The first trial, which read out in October last year, showed that 37% of the 78 patients on Dupixent showed a “clinically meaningful reduction in itch from baseline,” comparing that to only 22% of patients on placebo after 12 weeks. With a p-value of p=0.0216, it met the primary endpoint.

The benefits got better after another 12 weeks — 58% of those on Dupixent reached the primary endpoint after 24 weeks, while only 20% of those reached the primary endpoint on placebo. That clocked in at a p-value of p<0.0001.

Naimish Patel

The second trial, with results three months later, essentially verified the 24-week data from the first study. 60% of Dupixent patients saw the “clinically meaningful reduction in itch from baseline” — compared to only 18% of those on placebo, also clocking in a p-value of p<0.0001 for statistical significance.

Sanofi’s R&D immunology chief Naimish Patel tells Endpoints News that Sanofi started looking into the indication after several collaborators and key experts had a hypothesis about type II inflammation, caused by IL-4 and IL-13, and its role in the disease. After looking at real-world evidence and other case series, Patel said that there was support that Dupixent in prurigo nodularis just might work — and so the company decided to go straight to Phase III.

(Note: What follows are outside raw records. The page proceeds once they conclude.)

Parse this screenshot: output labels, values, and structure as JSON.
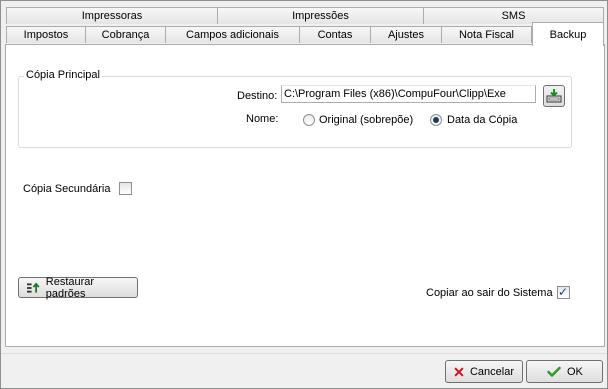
{
  "tabs": {
    "row1": [
      {
        "label": "Impressoras"
      },
      {
        "label": "Impressões"
      },
      {
        "label": "SMS"
      }
    ],
    "row2": [
      {
        "label": "Impostos"
      },
      {
        "label": "Cobrança"
      },
      {
        "label": "Campos adicionais"
      },
      {
        "label": "Contas"
      },
      {
        "label": "Ajustes"
      },
      {
        "label": "Nota Fiscal"
      }
    ],
    "active": "Backup"
  },
  "backup": {
    "primary_group": "Cópia Principal",
    "destination_label": "Destino:",
    "destination_value": "C:\\Program Files (x86)\\CompuFour\\Clipp\\Exe",
    "name_label": "Nome:",
    "options": [
      {
        "label": "Original (sobrepõe)",
        "checked": false
      },
      {
        "label": "Data da Cópia",
        "checked": true
      }
    ],
    "secondary_label": "Cópia Secundária",
    "secondary_checked": false,
    "restore_button": "Restaurar padrões",
    "copy_on_exit_label": "Copiar ao sair do Sistema",
    "copy_on_exit_checked": true
  },
  "footer": {
    "cancel": "Cancelar",
    "ok": "OK"
  },
  "colors": {
    "cancel_icon": "#d0161c",
    "ok_icon": "#2e9c2a",
    "restore_icon": "#1a7a2a"
  }
}
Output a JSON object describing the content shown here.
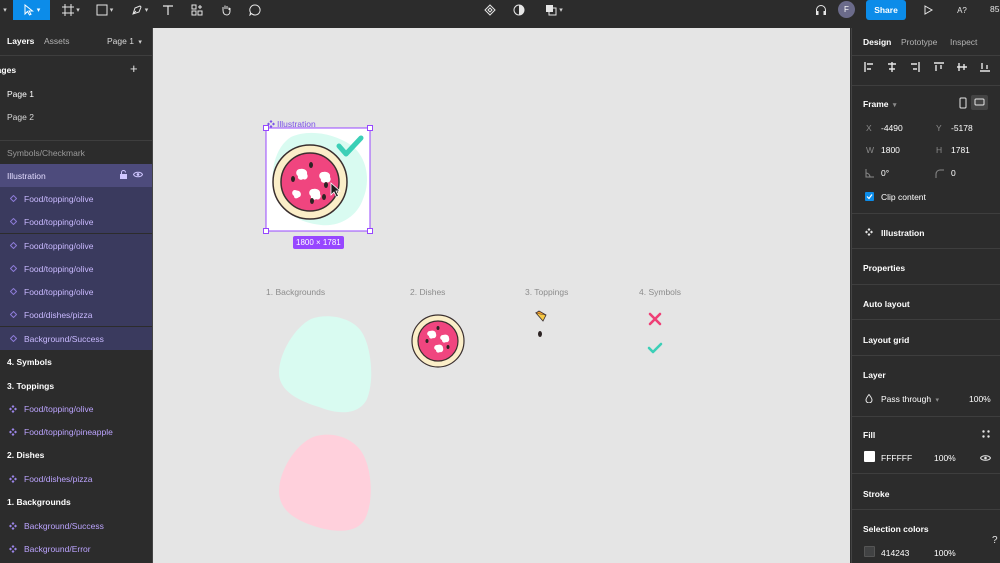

As for what’s next, here’s what Patel said:

We’re going to go to Europe and other markets. We don’t have approval yet, but that’s something in the works already.

The exact timeline for that, though, is still unclear.

This new indication adds to asthma, atopic dermatitis, eosinophilic esophagitis and chronic rhinosinusitis with nasal polyposis — and Sanofi has additional indications in its pipeline for the drug, including chronic pruritus of unknown origin, which Patel said is in the middle of a direct-to-Phase III trial.